Weisbrot, M. (2015) “Greece: ECB Kicks Syriza in the Face; Syriza Turns the Other Cheek“, The Huffington Post, 05 February.

 

On Wednesday the European Central Bank (ECB) announced that it would no longer accept Greek government bonds and government-guaranteed debt as collateral. Although Greece would still be eligible for other, emergency lending from the Central Bank, the immediate effect of the announcement was to raise Greek borrowing costs and squeeze its banks, and to increase financial market instability within Greece.

We should be clear about what this means. The ECB’s move was completely unnecessary, and it was done some weeks before any decision had to be made. It looks very much like a deliberate attempt to undermine the new government. They are trying to force the government to abandon its promises to the Greek electorate, and to follow the IMF program that its predecessors signed on to.

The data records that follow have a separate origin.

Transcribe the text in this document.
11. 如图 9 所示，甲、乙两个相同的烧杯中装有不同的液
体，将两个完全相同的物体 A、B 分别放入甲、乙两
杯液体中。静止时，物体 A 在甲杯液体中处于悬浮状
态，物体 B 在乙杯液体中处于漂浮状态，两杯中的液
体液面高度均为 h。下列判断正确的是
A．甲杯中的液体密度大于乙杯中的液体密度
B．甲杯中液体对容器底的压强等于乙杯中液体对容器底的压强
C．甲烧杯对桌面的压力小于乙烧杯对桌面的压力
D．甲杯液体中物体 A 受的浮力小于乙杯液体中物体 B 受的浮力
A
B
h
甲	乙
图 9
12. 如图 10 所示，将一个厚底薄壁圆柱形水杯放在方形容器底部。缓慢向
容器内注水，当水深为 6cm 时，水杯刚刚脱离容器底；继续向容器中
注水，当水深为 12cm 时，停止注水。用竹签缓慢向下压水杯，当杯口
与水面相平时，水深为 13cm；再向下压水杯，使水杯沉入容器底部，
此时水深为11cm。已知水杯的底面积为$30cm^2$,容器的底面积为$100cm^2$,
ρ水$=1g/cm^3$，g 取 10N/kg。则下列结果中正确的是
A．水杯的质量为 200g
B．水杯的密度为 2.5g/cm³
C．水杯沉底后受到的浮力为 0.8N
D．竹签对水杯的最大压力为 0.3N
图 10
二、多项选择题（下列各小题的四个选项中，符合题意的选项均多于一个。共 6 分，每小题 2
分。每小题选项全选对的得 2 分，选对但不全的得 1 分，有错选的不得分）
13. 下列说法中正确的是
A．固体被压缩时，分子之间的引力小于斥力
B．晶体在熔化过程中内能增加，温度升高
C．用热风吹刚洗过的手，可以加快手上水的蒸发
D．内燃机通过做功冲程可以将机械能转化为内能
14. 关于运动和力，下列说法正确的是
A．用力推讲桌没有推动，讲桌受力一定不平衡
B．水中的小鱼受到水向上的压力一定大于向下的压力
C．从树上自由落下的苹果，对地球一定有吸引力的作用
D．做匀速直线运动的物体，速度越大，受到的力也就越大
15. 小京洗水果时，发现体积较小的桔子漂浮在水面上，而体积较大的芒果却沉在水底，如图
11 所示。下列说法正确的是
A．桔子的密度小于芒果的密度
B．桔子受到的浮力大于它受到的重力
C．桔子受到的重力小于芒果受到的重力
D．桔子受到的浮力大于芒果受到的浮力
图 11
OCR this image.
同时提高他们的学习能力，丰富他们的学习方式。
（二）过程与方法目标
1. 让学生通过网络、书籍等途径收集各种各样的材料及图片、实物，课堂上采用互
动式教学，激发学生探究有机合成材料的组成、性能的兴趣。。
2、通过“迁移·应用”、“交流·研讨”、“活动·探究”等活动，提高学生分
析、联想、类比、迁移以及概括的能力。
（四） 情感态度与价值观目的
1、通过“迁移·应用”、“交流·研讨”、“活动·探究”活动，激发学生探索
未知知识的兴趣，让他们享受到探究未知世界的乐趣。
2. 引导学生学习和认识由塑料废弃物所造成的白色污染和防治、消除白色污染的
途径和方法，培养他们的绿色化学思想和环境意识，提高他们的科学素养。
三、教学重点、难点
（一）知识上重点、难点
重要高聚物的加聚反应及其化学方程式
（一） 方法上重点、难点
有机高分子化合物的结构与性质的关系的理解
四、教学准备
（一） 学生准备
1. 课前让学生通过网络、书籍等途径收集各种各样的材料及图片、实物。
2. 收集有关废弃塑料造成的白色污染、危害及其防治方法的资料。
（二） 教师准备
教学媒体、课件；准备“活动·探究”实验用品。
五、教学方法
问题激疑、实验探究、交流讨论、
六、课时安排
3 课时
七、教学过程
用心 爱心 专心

Clarity is important here because the European authorities, or the troika, as they are commonly called, plunged the eurozone into at least two additional years of unnecessary recession that began in 2011 because they were playing a similar game of chicken. The ECB, for its part, deliberately and repeatedly allowed the eurozone to go the brink of financial meltdown during this period. It was not because the financial markets had the power to collapse the euro when they pushed the yield on the 10-year sovereign bonds of Italy and Spain to unsustainable levels in the range of 7 percent. It was because the ECB deliberately allowed these market actors to create an existential crisis for the euro, in order to force concessions from the governments of Spain, Italy, Greece, Portugal, and Ireland.

These concessions were not just about paying off debt but also “structural reforms” that sought to remake the European welfare state in the weaker countries, including shrinking the size of the state; cutting spending on health care, pensions, and unemployment compensation; and changing labor laws that favored workers.